Interaction between the reflected shock wave and the nonsteady jet in a shock tube experiment. (2nd report Theoretical base and proof for the behavior of reflected shock wave)

Abstract

Nitrogen gas is set to spurt from a small circular hole located at the end wall of a shock tube at about 35 ms before the shock wave arrives and reflects there. Interacting with the jet the reflected shock wave changes its shape from a plane shock wave to a curved one. We observed the phenomenon by the use of a schlieren system, time counters and pressure gauges. We calculated the pressure and the temperature behind the curved reflected shock wave by the use of its distance-time relations, the differentiation of cubic natural smoothing spline functions, and Rankine-Hugoniot equations.
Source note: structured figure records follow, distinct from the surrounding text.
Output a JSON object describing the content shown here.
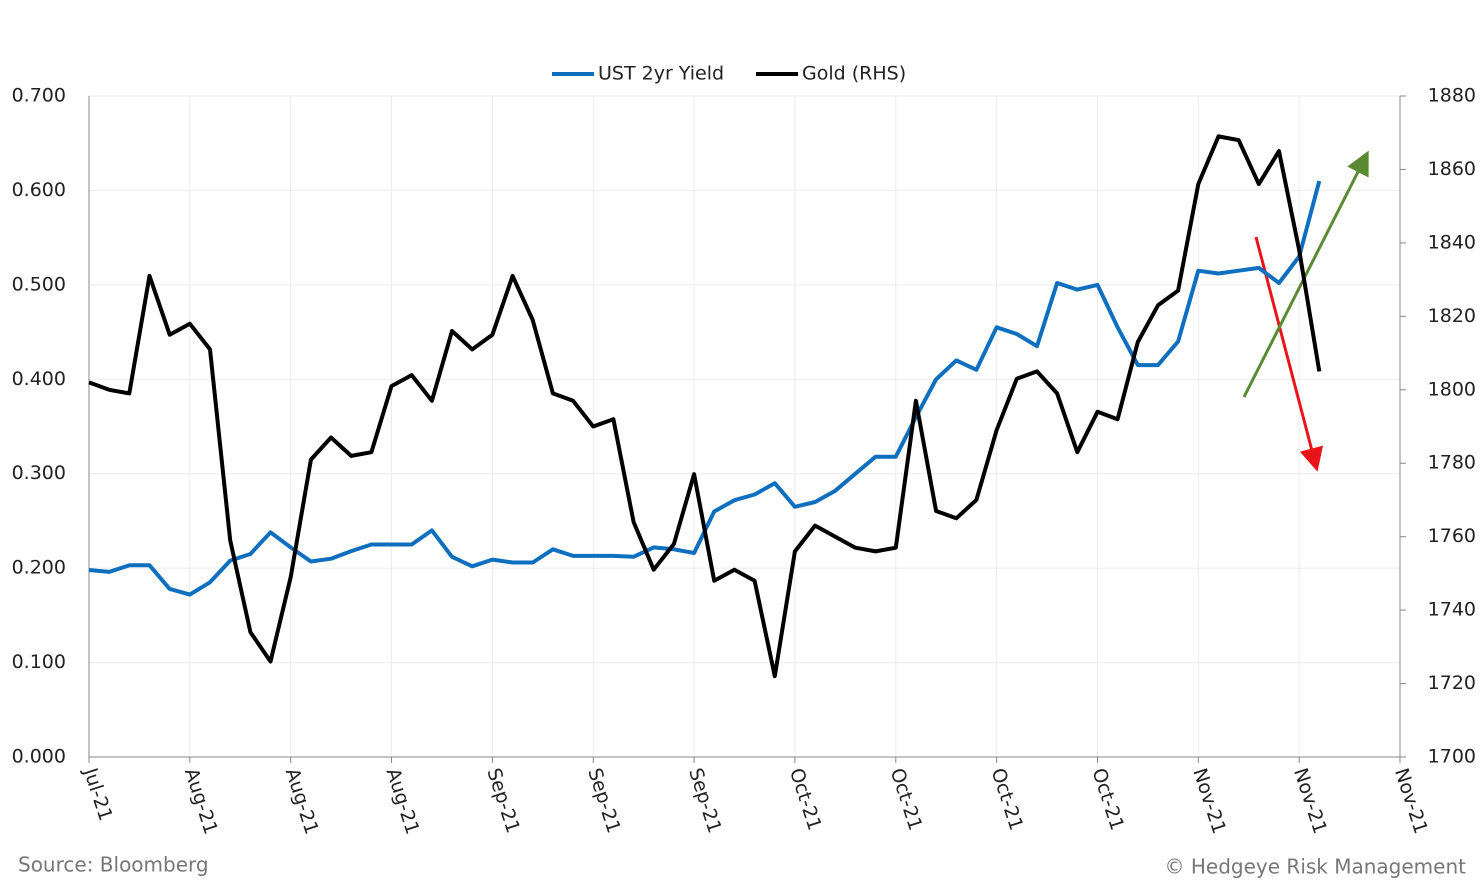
{
  "chart_data": {
    "type": "line",
    "legend_position": "top",
    "grid": true,
    "categories": [
      "Jul-21",
      null,
      null,
      null,
      null,
      "Aug-21",
      null,
      null,
      null,
      null,
      "Aug-21",
      null,
      null,
      null,
      null,
      "Aug-21",
      null,
      null,
      null,
      null,
      "Sep-21",
      null,
      null,
      null,
      null,
      "Sep-21",
      null,
      null,
      null,
      null,
      "Sep-21",
      null,
      null,
      null,
      null,
      "Oct-21",
      null,
      null,
      null,
      null,
      "Oct-21",
      null,
      null,
      null,
      null,
      "Oct-21",
      null,
      null,
      null,
      null,
      "Oct-21",
      null,
      null,
      null,
      null,
      "Nov-21",
      null,
      null,
      null,
      null,
      "Nov-21",
      null,
      null,
      null,
      null,
      "Nov-21"
    ],
    "series": [
      {
        "name": "UST 2yr Yield",
        "color": "#0f6fbf",
        "axis": "y",
        "values": [
          0.198,
          0.196,
          0.203,
          0.203,
          0.178,
          0.172,
          0.185,
          0.208,
          0.215,
          0.238,
          0.222,
          0.207,
          0.21,
          0.218,
          0.225,
          0.225,
          0.225,
          0.24,
          0.212,
          0.202,
          0.209,
          0.206,
          0.206,
          0.22,
          0.213,
          0.213,
          0.213,
          0.212,
          0.222,
          0.22,
          0.216,
          0.26,
          0.272,
          0.278,
          0.29,
          0.265,
          0.27,
          0.282,
          0.3,
          0.318,
          0.318,
          0.36,
          0.4,
          0.42,
          0.41,
          0.455,
          0.448,
          0.435,
          0.502,
          0.495,
          0.5,
          0.455,
          0.415,
          0.415,
          0.44,
          0.515,
          0.512,
          0.515,
          0.518,
          0.502,
          0.53,
          0.61,
          null,
          null,
          null,
          null
        ]
      },
      {
        "name": "Gold (RHS)",
        "color": "#000000",
        "axis": "y2",
        "values": [
          1802,
          1800,
          1799,
          1831,
          1815,
          1818,
          1811,
          1759,
          1734,
          1726,
          1749,
          1781,
          1787,
          1782,
          1783,
          1801,
          1804,
          1797,
          1816,
          1811,
          1815,
          1831,
          1819,
          1799,
          1797,
          1790,
          1792,
          1764,
          1751,
          1758,
          1777,
          1748,
          1751,
          1748,
          1722,
          1756,
          1763,
          1760,
          1757,
          1756,
          1757,
          1797,
          1767,
          1765,
          1770,
          1789,
          1803,
          1805,
          1799,
          1783,
          1794,
          1792,
          1813,
          1823,
          1827,
          1856,
          1869,
          1868,
          1856,
          1865,
          1838,
          1805,
          null,
          null,
          null,
          null
        ]
      }
    ],
    "ylim": [
      0,
      0.7
    ],
    "yticks": [
      {
        "value": 0,
        "label": "0.000"
      },
      {
        "value": 0.1,
        "label": "0.100"
      },
      {
        "value": 0.2,
        "label": "0.200"
      },
      {
        "value": 0.3,
        "label": "0.300"
      },
      {
        "value": 0.4,
        "label": "0.400"
      },
      {
        "value": 0.5,
        "label": "0.500"
      },
      {
        "value": 0.6,
        "label": "0.600"
      },
      {
        "value": 0.7,
        "label": "0.700"
      }
    ],
    "y2lim": [
      1700,
      1880
    ],
    "y2ticks": [
      1700,
      1720,
      1740,
      1760,
      1780,
      1800,
      1820,
      1840,
      1860,
      1880
    ],
    "source": "Source: Bloomberg",
    "credit": "© Hedgeye Risk Management"
  }
}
In this paper, we want to prove that the method, which we proposed in the previous work, is a reasonable and available one. The results are as follows: (1) From pressure profiles, we could show that the proposed method was a reasonable and available one. (2) When an unstable, curved, reflected shock wave turns back to a stable plane shock wave, it generates some expansion waves, which cause a temporary pressure-drop (about 120 μs) in the Kistler transducer on the side wall after the passing of a reflected shock wave. (3) The calculated results using the proposed method are supported by the experimental facts of (2), and the facts show that a strong inverse flow is made by the interaction between the reflected shock wave and jet behind the reflected shock wave.